I was in Bar La Querce, just down the street in Florence from the villa where a bunch of fellow students and I were doing our “year abroad”. It was evening for us. We were drinking wine—ah, to be 19 and able to order wine—and arguing about the virtues of American vs. Italian “rock and roll” with a group of Italian students. And British—the Beatles were first hitting; they hadn’t really made it to consciousness in America yet, but everyone knew them in Italy.

A man rushed in, shouting “Kennedy has been shot”-- in Italian of course. We’d only been in Italy a couple of months; our spoken Italian was rusty. But we were reading a novel in Italian class about soldiers in WWII, and we knew the word “shot.” We simply didn’t believe it. I remember a friend trying to look up the word in his dictionary, there at the table, trying to find some other meaning.

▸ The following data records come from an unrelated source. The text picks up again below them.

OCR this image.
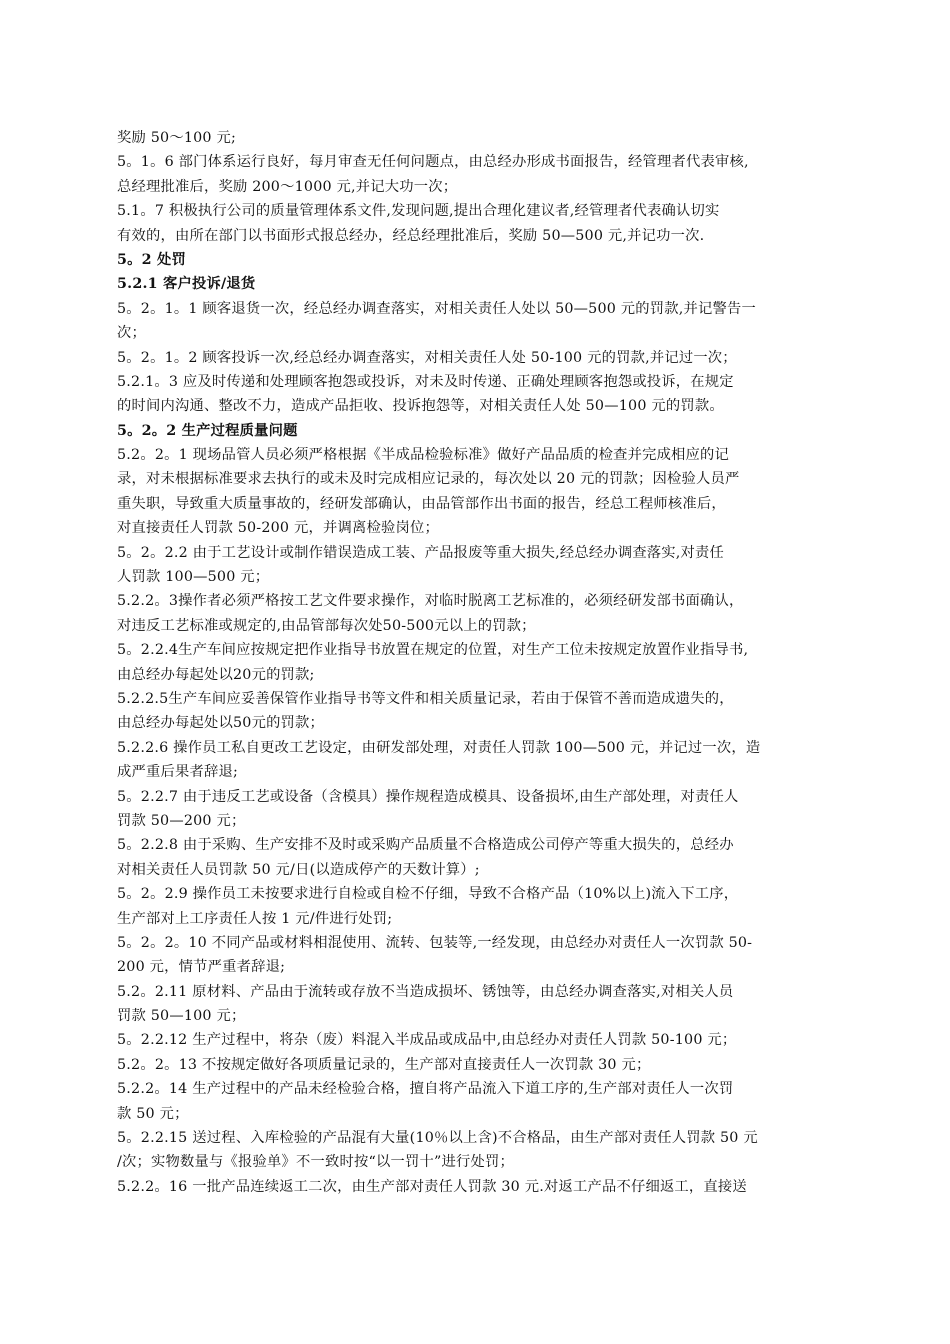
奖励 50～100 元;
5。1。6 部门体系运行良好，每月审查无任何问题点，由总经办形成书面报告，经管理者代表审核,
总经理批准后，奖励 200～1000 元,并记大功一次；
5.1。7 积极执行公司的质量管理体系文件,发现问题,提出合理化建议者,经管理者代表确认切实
有效的，由所在部门以书面形式报总经办，经总经理批准后，奖励 50—500 元,并记功一次.
5。2 处罚
5.2.1 客户投诉/退货
5。2。1。1 顾客退货一次，经总经办调查落实，对相关责任人处以 50—500 元的罚款,并记警告一
次；
5。2。1。2 顾客投诉一次,经总经办调查落实，对相关责任人处 50-100 元的罚款,并记过一次；
5.2.1。3 应及时传递和处理顾客抱怨或投诉，对未及时传递、正确处理顾客抱怨或投诉，在规定
的时间内沟通、整改不力，造成产品拒收、投诉抱怨等，对相关责任人处 50—100 元的罚款。
5。2。2 生产过程质量问题
5.2。2。1 现场品管人员必须严格根据《半成品检验标准》做好产品品质的检查并完成相应的记
录，对未根据标准要求去执行的或未及时完成相应记录的，每次处以 20 元的罚款；因检验人员严
重失职，导致重大质量事故的，经研发部确认，由品管部作出书面的报告，经总工程师核准后，
对直接责任人罚款 50-200 元，并调离检验岗位；
5。2。2.2 由于工艺设计或制作错误造成工装、产品报废等重大损失,经总经办调查落实,对责任
人罚款 100—500 元；
5.2.2。3操作者必须严格按工艺文件要求操作，对临时脱离工艺标准的，必须经研发部书面确认，
对违反工艺标准或规定的,由品管部每次处50-500元以上的罚款；
5。2.2.4生产车间应按规定把作业指导书放置在规定的位置，对生产工位未按规定放置作业指导书,
由总经办每起处以20元的罚款;
5.2.2.5生产车间应妥善保管作业指导书等文件和相关质量记录，若由于保管不善而造成遗失的，
由总经办每起处以50元的罚款；
5.2.2.6 操作员工私自更改工艺设定，由研发部处理，对责任人罚款 100—500 元，并记过一次，造
成严重后果者辞退;
5。2.2.7 由于违反工艺或设备（含模具）操作规程造成模具、设备损坏,由生产部处理，对责任人
罚款 50—200 元；
5。2.2.8 由于采购、生产安排不及时或采购产品质量不合格造成公司停产等重大损失的，总经办
对相关责任人员罚款 50 元/日(以造成停产的天数计算）;
5。2。2.9 操作员工未按要求进行自检或自检不仔细，导致不合格产品（10%以上)流入下工序，
生产部对上工序责任人按 1 元/件进行处罚;
5。2。2。10 不同产品或材料相混使用、流转、包装等,一经发现，由总经办对责任人一次罚款 50-
200 元，情节严重者辞退;
5.2。2.11 原材料、产品由于流转或存放不当造成损坏、锈蚀等，由总经办调查落实,对相关人员
罚款 50—100 元；
5。2.2.12 生产过程中，将杂（废）料混入半成品或成品中,由总经办对责任人罚款 50-100 元；
5.2。2。13 不按规定做好各项质量记录的，生产部对直接责任人一次罚款 30 元；
5.2.2。14 生产过程中的产品未经检验合格，擅自将产品流入下道工序的,生产部对责任人一次罚
款 50 元；
5。2.2.15 送过程、入库检验的产品混有大量(10％以上含)不合格品，由生产部对责任人罚款 50 元
/次；实物数量与《报验单》不一致时按“以一罚十”进行处罚；
5.2.2。16 一批产品连续返工二次，由生产部对责任人罚款 30 元.对返工产品不仔细返工，直接送
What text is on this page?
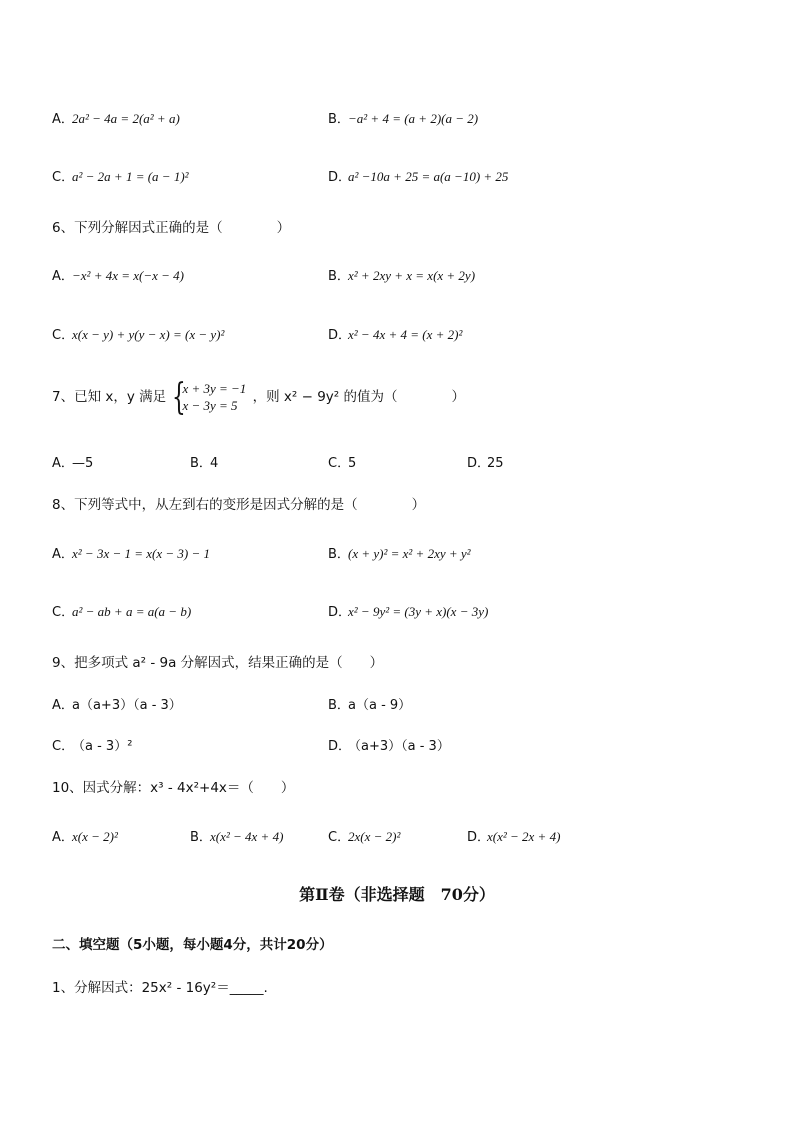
A．2a² − 4a = 2(a² + a)	B．−a² + 4 = (a + 2)(a − 2)
C．a² − 2a + 1 = (a − 1)²	D．a² −10a + 25 = a(a −10) + 25
6、下列分解因式正确的是（　　　　）
A．−x² + 4x = x(−x − 4)	B．x² + 2xy + x = x(x + 2y)
C．x(x − y) + y(y − x) = (x − y)²	D．x² − 4x + 4 = (x + 2)²
7、已知 x，y 满足 {
x + 3y = −1
x − 3y = 5
，则 x² − 9y² 的值为（　　　　）
A．—5	B．4	C．5	D．25
8、下列等式中，从左到右的变形是因式分解的是（　　　　）
A．x² − 3x − 1 = x(x − 3) − 1	B．(x + y)² = x² + 2xy + y²
C．a² − ab + a = a(a − b)	D．x² − 9y² = (3y + x)(x − 3y)
9、把多项式 a² - 9a 分解因式，结果正确的是（　　）
A．a（a+3）（a - 3）	B．a（a - 9）
C．（a - 3）²	D．（a+3）（a - 3）
10、因式分解：x³ - 4x²+4x＝（　　）
A．x(x − 2)²	B．x(x² − 4x + 4)	C．2x(x − 2)²	D．x(x² − 2x + 4)
第Ⅱ卷（非选择题　70分）
二、填空题（5小题，每小题4分，共计20分）
1、分解因式：25x² - 16y²＝_____.
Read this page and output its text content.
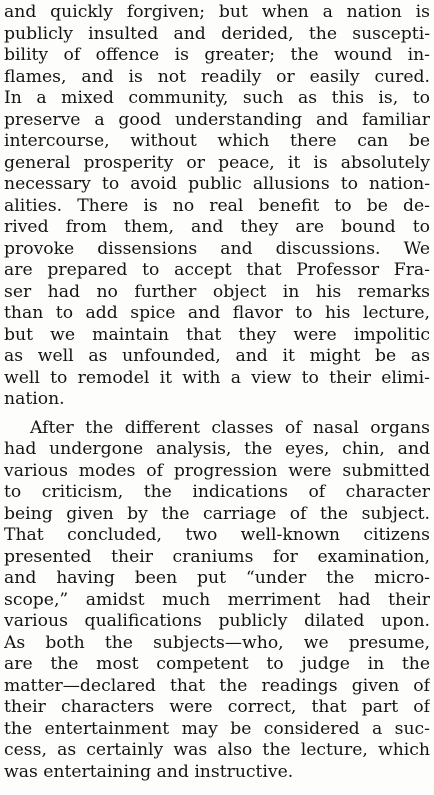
and quickly forgiven; but when a nation is
publicly insulted and derided, the suscepti-
bility of offence is greater; the wound in-
flames, and is not readily or easily cured.
In a mixed community, such as this is, to
preserve a good understanding and familiar
intercourse, without which there can be
general prosperity or peace, it is absolutely
necessary to avoid public allusions to nation-
alities. There is no real benefit to be de-
rived from them, and they are bound to
provoke dissensions and discussions. We
are prepared to accept that Professor Fra-
ser had no further object in his remarks
than to add spice and flavor to his lecture,
but we maintain that they were impolitic
as well as unfounded, and it might be as
well to remodel it with a view to their elimi-
nation.
After the different classes of nasal organs
had undergone analysis, the eyes, chin, and
various modes of progression were submitted
to criticism, the indications of character
being given by the carriage of the subject.
That concluded, two well-known citizens
presented their craniums for examination,
and having been put “under the micro-
scope,” amidst much merriment had their
various qualifications publicly dilated upon.
As both the subjects—who, we presume,
are the most competent to judge in the
matter—declared that the readings given of
their characters were correct, that part of
the entertainment may be considered a suc-
cess, as certainly was also the lecture, which
was entertaining and instructive.
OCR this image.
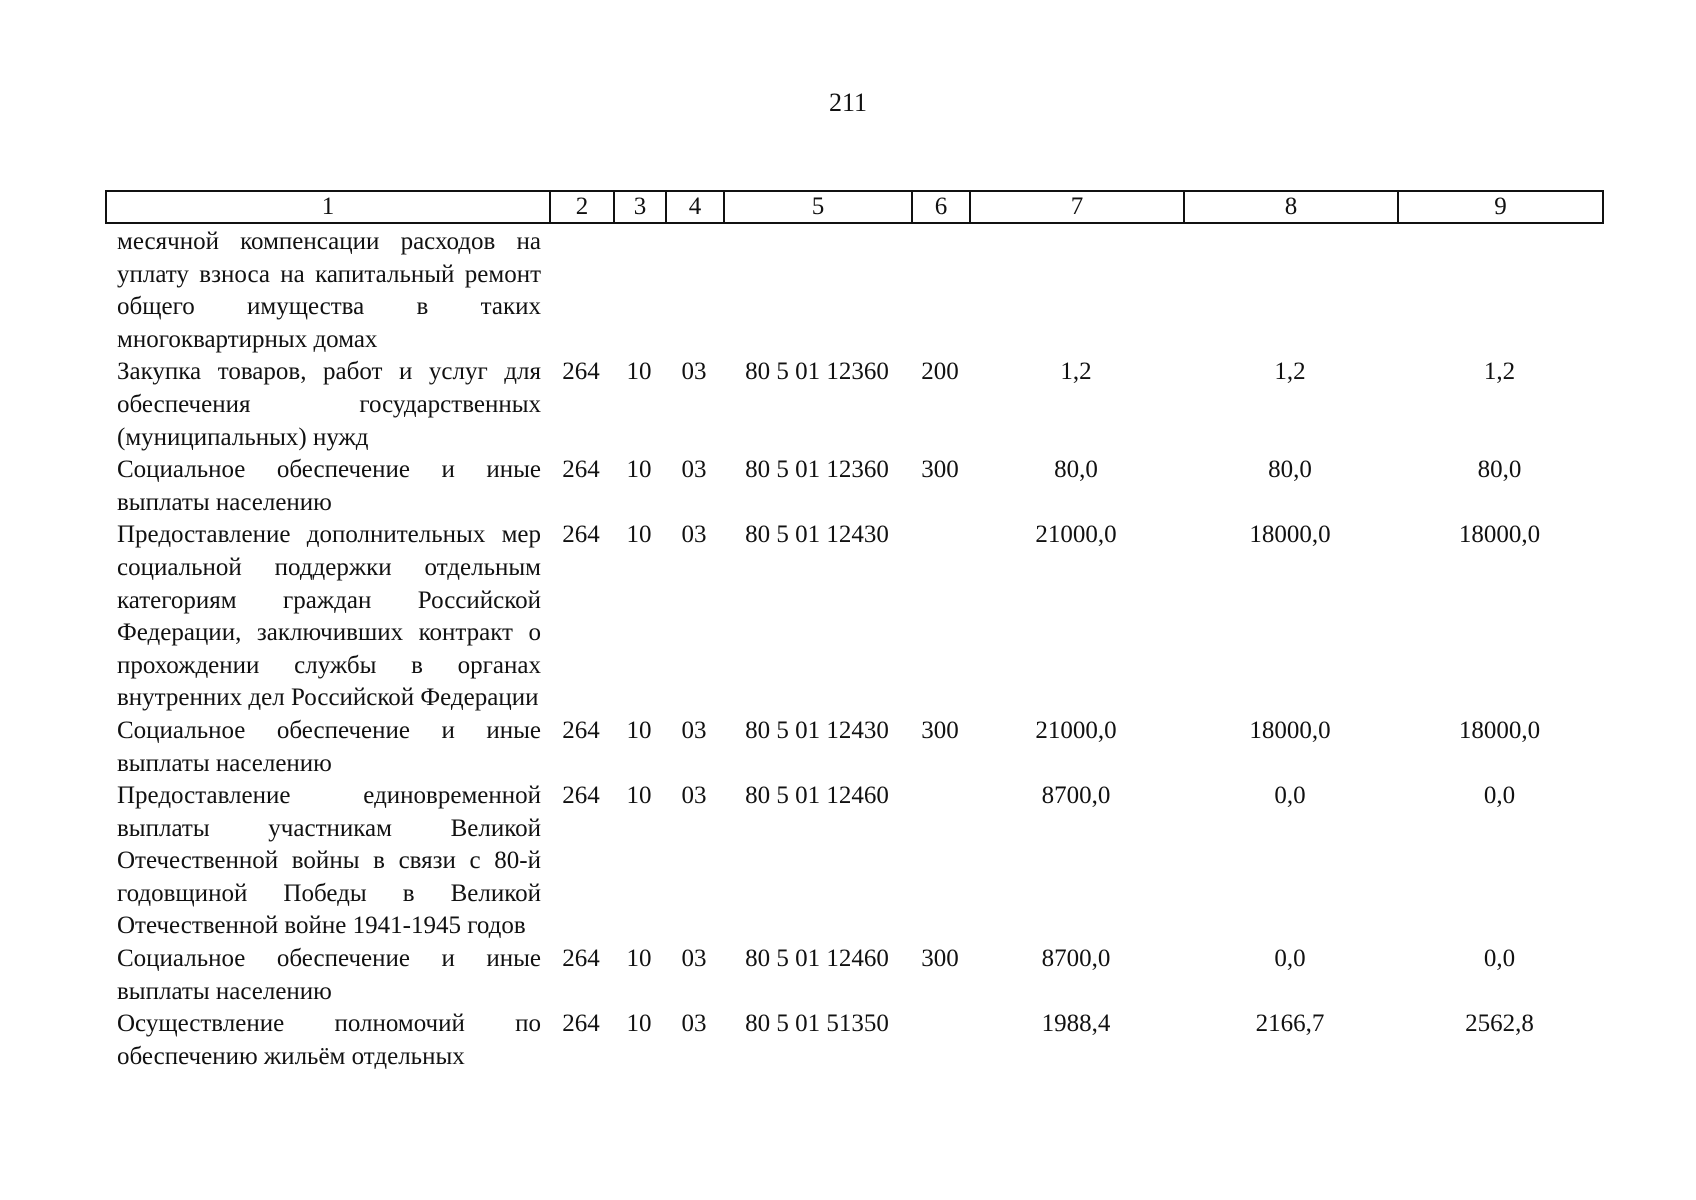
211
1	2	3	4	5	6	7	8	9
месячной компенсации расходов на уплату взноса на капитальный ремонт общего имущества в таких многоквартирных домах								
Закупка товаров, работ и услуг для обеспечения государственных (муниципальных) нужд	264	10	03	80 5 01 12360	200	1,2	1,2	1,2
Социальное обеспечение и иные выплаты населению	264	10	03	80 5 01 12360	300	80,0	80,0	80,0
Предоставление дополнительных мер социальной поддержки отдельным категориям граждан Российской Федерации, заключивших контракт о прохождении службы в органах внутренних дел Российской Федерации	264	10	03	80 5 01 12430		21000,0	18000,0	18000,0
Социальное обеспечение и иные выплаты населению	264	10	03	80 5 01 12430	300	21000,0	18000,0	18000,0
Предоставление единовременной выплаты участникам Великой Отечественной войны в связи с 80-й годовщиной Победы в Великой Отечественной войне 1941-1945 годов	264	10	03	80 5 01 12460		8700,0	0,0	0,0
Социальное обеспечение и иные выплаты населению	264	10	03	80 5 01 12460	300	8700,0	0,0	0,0
Осуществление полномочий по обеспечению жильём отдельных	264	10	03	80 5 01 51350		1988,4	2166,7	2562,8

The TV went on, and if only from the pictures, we knew. We stuttered in our flimsy Italian, trying to express in an unfamiliar language the unthinkable. At one point, I was trying to say: “He must only be wounded.” It came out, “He must just be castrated.” The Italians were gentle with me.

Later that night, someone took pot-shots at the Villa and we huddled inside with the shutters closed. We never knew why: most Italians loved Kennedy, the first Catholic president. His picture was often next to the Pope’s in Italian homes we visited.

We learned a lot of spoken Italian in the next few days. Italian television dubbed all the broadcasts from the US—this was long before satellite TV beamed the world live—and I watched Johnson take the oath of office in Italian.

Despite the pot-shots, the outpouring of sympathy from the Italians was amazing and full. There was a Requiem Mass in the Duomo, a huge cathedral full to bursting with sorrowing people of all nationalities. That Winter Break, I went with an Italian student group on a tour of Eastern Europe and Russia. When anyone found out some of us were Americans, people gathered around and offered condolences. There may have been an Iron Curtain, a Cold War, politically, but on the human level we were welcomed, respected as bereaved, consoled, connected.